Android NDK & ARM NEON instruction set extension support
--------------------------------------------------------

Introduction:
-------------

Android NDK r3 added support for the new 'armeabi-v7a' ARM-based ABI
that allows native code to use two useful instruction set extensions:

- Thumb-2, which provides performance comparable to 32-bit ARM
  instructions with similar compactness to Thumb-1

- VFPv3, which provides hardware FPU registers and computations,
  to boost floating point performance significantly.

  More specifically, by default 'armeabi-v7a' only supports
  VFPv3-D16 which only uses/requires 16 hardware FPU 64-bit registers.

More information about this can be read in docs/CPU-ARCH-ABIS.html

The ARMv7 Architecture Reference Manual also defines another optional
instruction set extension known as "ARM Advanced SIMD", nick-named
"NEON". It provides:

- A set of interesting scalar/vector instructions and registers
  (the latter are mapped to the same chip area as the FPU ones),
  comparable to MMX/SSE/3DNow! in the x86 world.

- VFPv3-D32 as a requirement (i.e. 32 hardware FPU 64-bit registers,
  instead of the minimum of 16).

Not all ARMv7-based Android devices will support NEON, but those that
do may benefit in significant ways from the scalar/vector instructions.

The NDK supports the compilation of modules or even specific source
files with support for NEON. What this means is that a specific compiler
flag will be used to enable the use of GCC ARM Neon intrinsics and
VFPv3-D32 at the same time.
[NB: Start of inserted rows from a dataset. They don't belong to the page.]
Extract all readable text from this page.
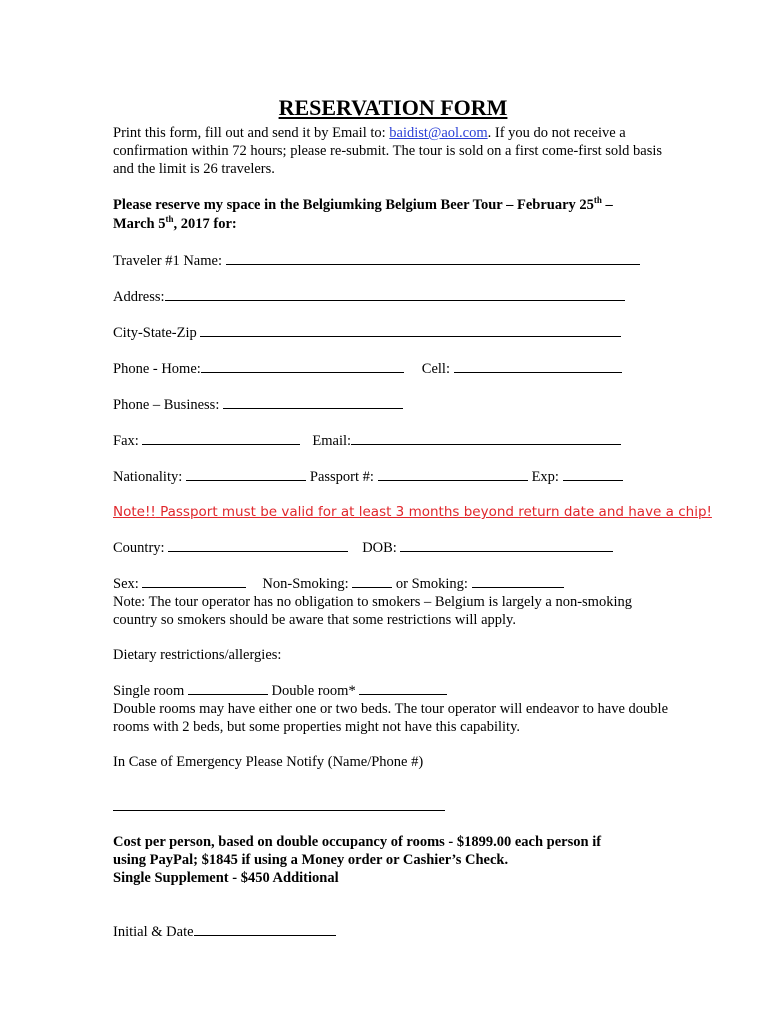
RESERVATION FORM

Print this form, fill out and send it by Email to: baidist@aol.com. If you do not receive a confirmation within 72 hours; please re-submit. The tour is sold on a first come-first sold basis and the limit is 26 travelers.

Please reserve my space in the Belgiumking Belgium Beer Tour – February 25th –
March 5th, 2017 for:
Traveler #1 Name:
Address:
City-State-Zip
Phone - Home:	Cell:
Phone – Business:
Fax:	Email:
Nationality:	Passport #:	Exp:
Note!! Passport must be valid for at least 3 months beyond return date and have a chip!
Country:	DOB:
Sex:	Non-Smoking:	or Smoking:
Note: The tour operator has no obligation to smokers – Belgium is largely a non-smoking country so smokers should be aware that some restrictions will apply.
Dietary restrictions/allergies:
Single room	Double room*
Double rooms may have either one or two beds. The tour operator will endeavor to have double rooms with 2 beds, but some properties might not have this capability.
In Case of Emergency Please Notify (Name/Phone #)
Cost per person, based on double occupancy of rooms - $1899.00 each person if
using PayPal; $1845 if using a Money order or Cashier’s Check.
Single Supplement - $450 Additional
Initial & Date
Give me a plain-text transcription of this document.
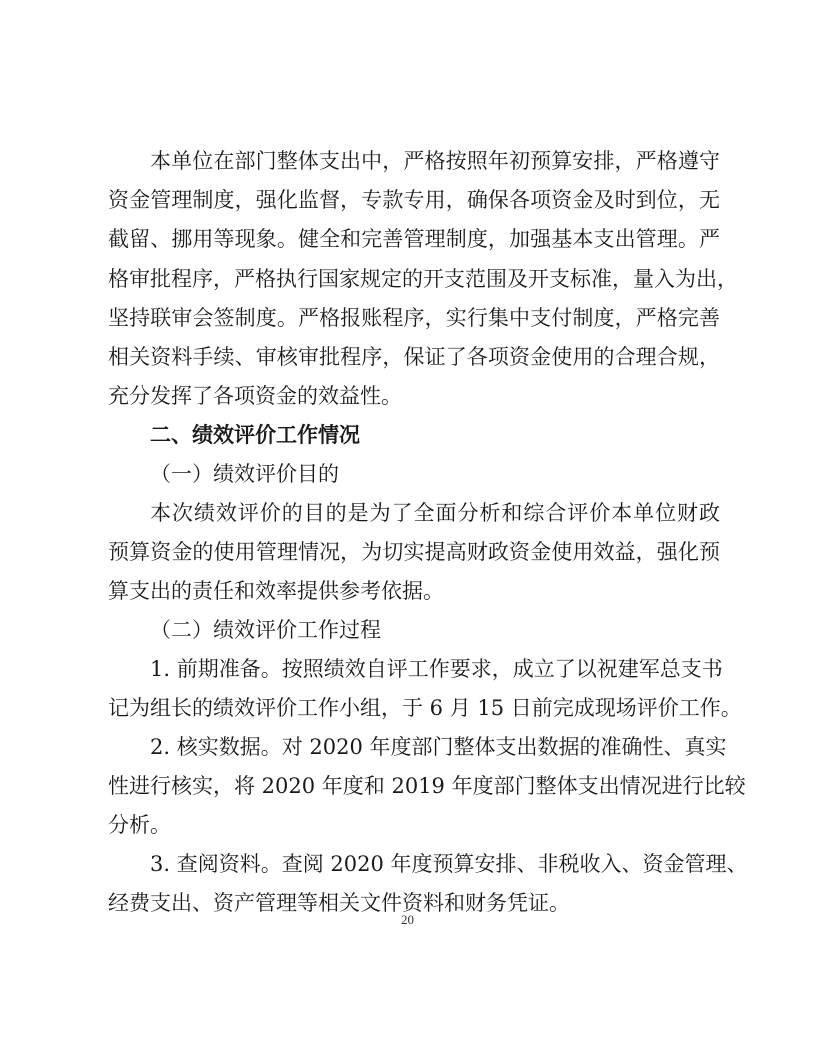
本单位在部门整体支出中，严格按照年初预算安排，严格遵守
资金管理制度，强化监督，专款专用，确保各项资金及时到位，无
截留、挪用等现象。健全和完善管理制度，加强基本支出管理。严
格审批程序，严格执行国家规定的开支范围及开支标准，量入为出，
坚持联审会签制度。严格报账程序，实行集中支付制度，严格完善
相关资料手续、审核审批程序，保证了各项资金使用的合理合规，
充分发挥了各项资金的效益性。
二、绩效评价工作情况
（一）绩效评价目的
本次绩效评价的目的是为了全面分析和综合评价本单位财政
预算资金的使用管理情况，为切实提高财政资金使用效益，强化预
算支出的责任和效率提供参考依据。
（二）绩效评价工作过程
1. 前期准备。按照绩效自评工作要求，成立了以祝建军总支书
记为组长的绩效评价工作小组，于 6 月 15 日前完成现场评价工作。
2. 核实数据。对 2020 年度部门整体支出数据的准确性、真实
性进行核实，将 2020 年度和 2019 年度部门整体支出情况进行比较
分析。
3. 查阅资料。查阅 2020 年度预算安排、非税收入、资金管理、
经费支出、资产管理等相关文件资料和财务凭证。
20
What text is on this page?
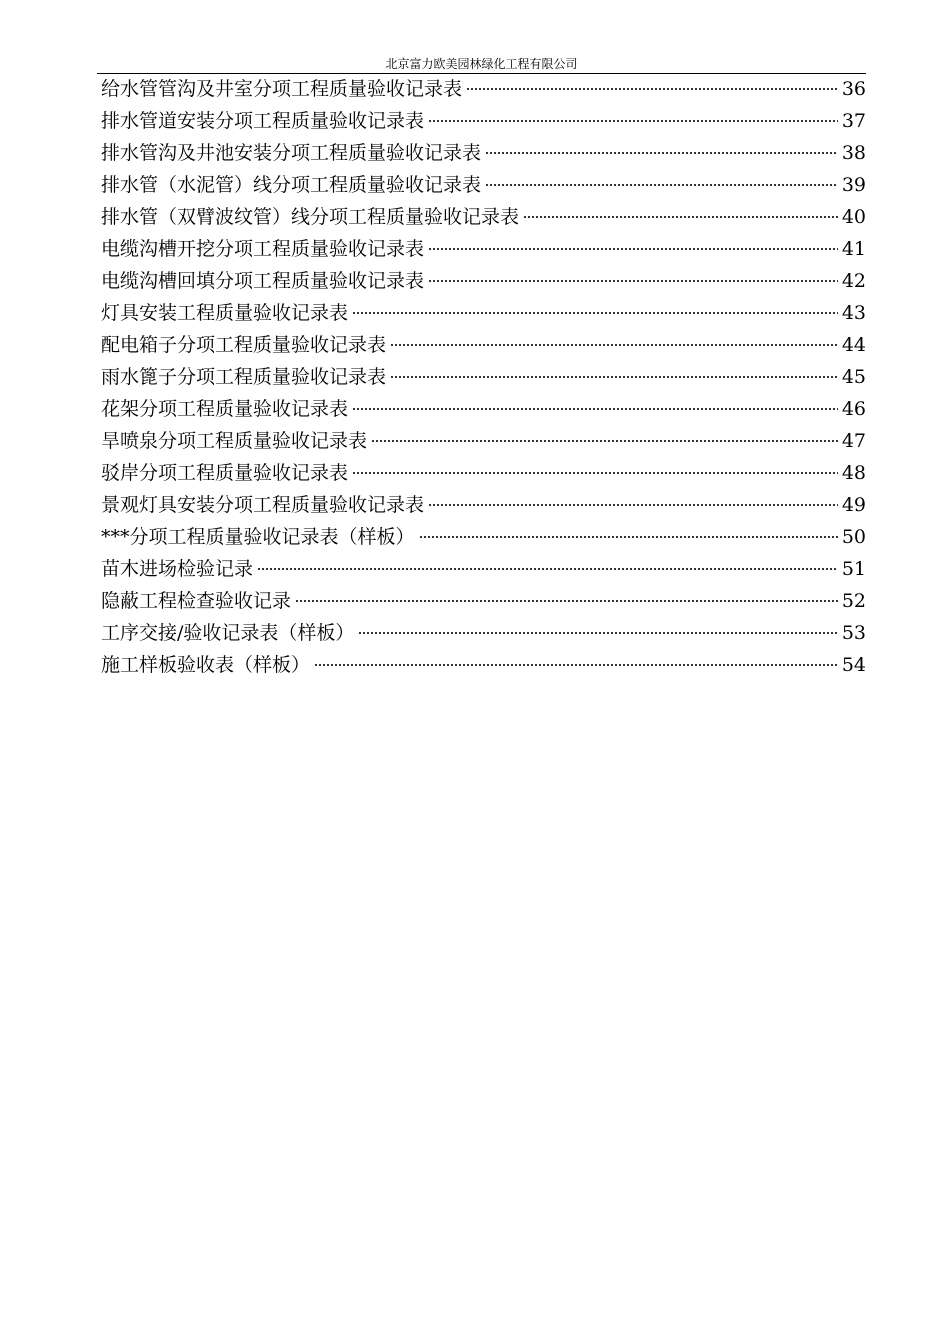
北京富力欧美园林绿化工程有限公司
给水管管沟及井室分项工程质量验收记录表	36
排水管道安装分项工程质量验收记录表	37
排水管沟及井池安装分项工程质量验收记录表	38
排水管（水泥管）线分项工程质量验收记录表	39
排水管（双臂波纹管）线分项工程质量验收记录表	40
电缆沟槽开挖分项工程质量验收记录表	41
电缆沟槽回填分项工程质量验收记录表	42
灯具安装工程质量验收记录表	43
配电箱子分项工程质量验收记录表	44
雨水篦子分项工程质量验收记录表	45
花架分项工程质量验收记录表	46
旱喷泉分项工程质量验收记录表	47
驳岸分项工程质量验收记录表	48
景观灯具安装分项工程质量验收记录表	49
***分项工程质量验收记录表（样板）	50
苗木进场检验记录	51
隐蔽工程检查验收记录	52
工序交接/验收记录表（样板）	53
施工样板验收表（样板）	54
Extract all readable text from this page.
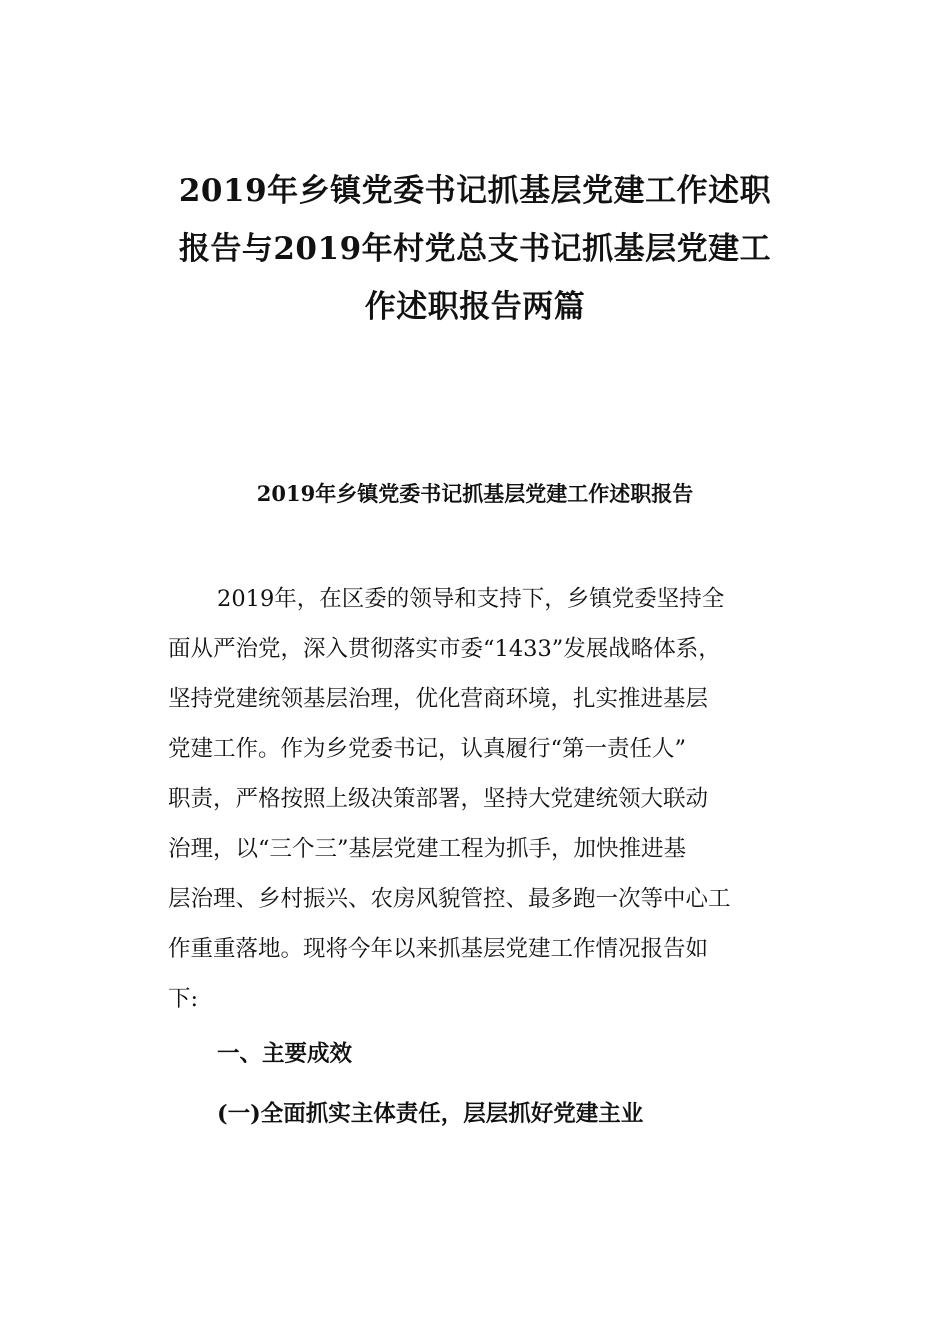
2019年乡镇党委书记抓基层党建工作述职
报告与2019年村党总支书记抓基层党建工
作述职报告两篇
2019年乡镇党委书记抓基层党建工作述职报告
2019年，在区委的领导和支持下，乡镇党委坚持全
面从严治党，深入贯彻落实市委“1433”发展战略体系，
坚持党建统领基层治理，优化营商环境，扎实推进基层
党建工作。作为乡党委书记，认真履行“第一责任人”
职责，严格按照上级决策部署，坚持大党建统领大联动
治理，以“三个三”基层党建工程为抓手，加快推进基
层治理、乡村振兴、农房风貌管控、最多跑一次等中心工
作重重落地。现将今年以来抓基层党建工作情况报告如
下:
一、主要成效
(一)全面抓实主体责任，层层抓好党建主业
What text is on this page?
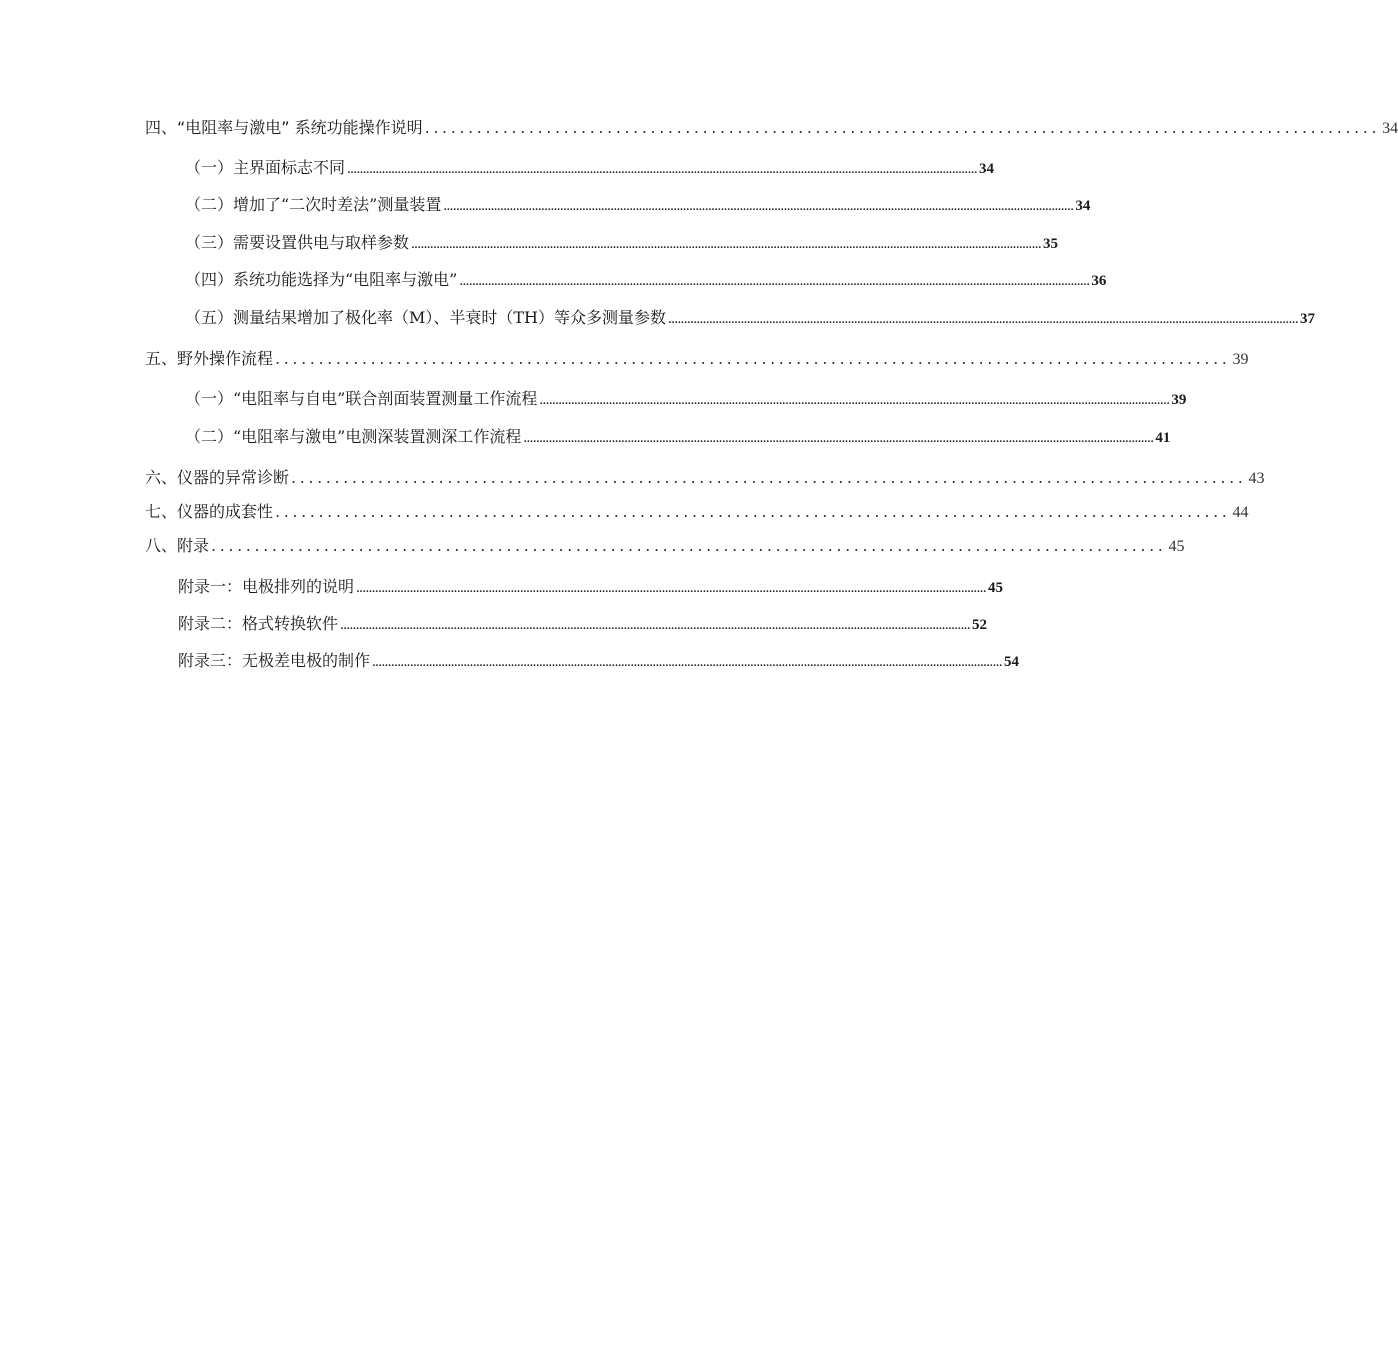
四、“电阻率与激电” 系统功能操作说明 .............................................................................................................. 34
（一）主界面标志不同 ........................................................................................................................................................................................................ 34
（二）增加了“二次时差法”测量装置 ........................................................................................................................................................................................................ 34
（三）需要设置供电与取样参数 ........................................................................................................................................................................................................ 35
（四）系统功能选择为“电阻率与激电” ........................................................................................................................................................................................................ 36
（五）测量结果增加了极化率（M）、半衰时（TH）等众多测量参数 ........................................................................................................................................................................................................ 37
五、野外操作流程 .............................................................................................................. 39
（一）“电阻率与自电”联合剖面装置测量工作流程 ........................................................................................................................................................................................................ 39
（二）“电阻率与激电”电测深装置测深工作流程 ........................................................................................................................................................................................................ 41
六、仪器的异常诊断 .............................................................................................................. 43
七、仪器的成套性 .............................................................................................................. 44
八、附录 .............................................................................................................. 45
附录一：电极排列的说明 ........................................................................................................................................................................................................ 45
附录二：格式转换软件 ........................................................................................................................................................................................................ 52
附录三：无极差电极的制作 ........................................................................................................................................................................................................ 54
The intrinsics are described here:

    http://gcc.gnu.org/onlinedocs/gcc/ARM-NEON-Intrinsics.html


LOCAL_ARM_NEON:
---------------

Define LOCAL_ARM_NEON to 'true' in your module definition, and the NDK
will build all its source files with NEON support. This can be useful if
you want to build a static or shared library that specifically contains
NEON code paths.


Using the .neon suffix:
-----------------------

When listing sources files in your LOCAL_SRC_FILES variable, you now have
the option of using the .neon suffix to indicate that you want to
corresponding source(s) to be built with Neon support. For example:

  LOCAL_SRC_FILES := foo.c.neon bar.c

Will only build 'foo.c' with NEON support.

Note that the .neon suffix can be used with the .arm suffix too (used to
specify the 32-bit ARM instruction set for non-NEON instructions), but must
appear after it.

In other words, 'foo.c.arm.neon' works, but 'foo.c.neon.arm' does NOT.


Build Requirements:
------------------

Neon support only works when targetting the 'armeabi-v7a' ABI, otherwise the
NDK build scripts will complain and abort. It is important to use checks like
the following in your Android.mk:

   # define a static library containing our NEON code
   ifeq ($(TARGET_ARCH_ABI),armeabi-v7a)
      include $(CLEAR_VARS)
      LOCAL_MODULE    := mylib-neon
      LOCAL_SRC_FILES := mylib-neon.c
      LOCAL_ARM_NEON  := true
      include $(BUILD_STATIC_LIBRARY)
   endif # TARGET_ARCH_ABI == armeabi-v7a


Runtime Detection:
------------------

As said previously, NOT ALL ARMv7-BASED ANDROID DEVICES WILL SUPPORT NEON !
It is thus crucial to perform runtime detection to know if the NEON-capable
machine code can be run on the target device.

To do that, use the 'cpufeatures' library that comes with this NDK. To lean
more about it, see docs/CPU-FEATURES.html.

You should explicitly check that android_getCpuFamily() returns
ANDROID_CPU_FAMILY_ARM, and that android_getCpuFeatures() returns a value
that has the ANDROID_CPU_ARM_FEATURE_NEON flag set, as  in:

    #include <cpu-features.h>

    ...
    ...

    if (android_getCpuFamily() == ANDROID_CPU_FAMILY_ARM &&
        (android_getCpuFeatures() & ANDROID_CPU_ARM_FEATURE_NEON) != 0)
    {
        // use NEON-optimized routines
        ...
    }
    else
    {
        // use non-NEON fallback routines instead
        ...
    }

    ...

Sample code:
------------

Look at the source code for the "hello-neon" sample in this NDK for an example
on how to use the 'cpufeatures' library and Neon intrinsics at the same time.

This implements a tiny benchmark for a FIR filter loop using a C version, and
a NEON-optimized one for devices that support it.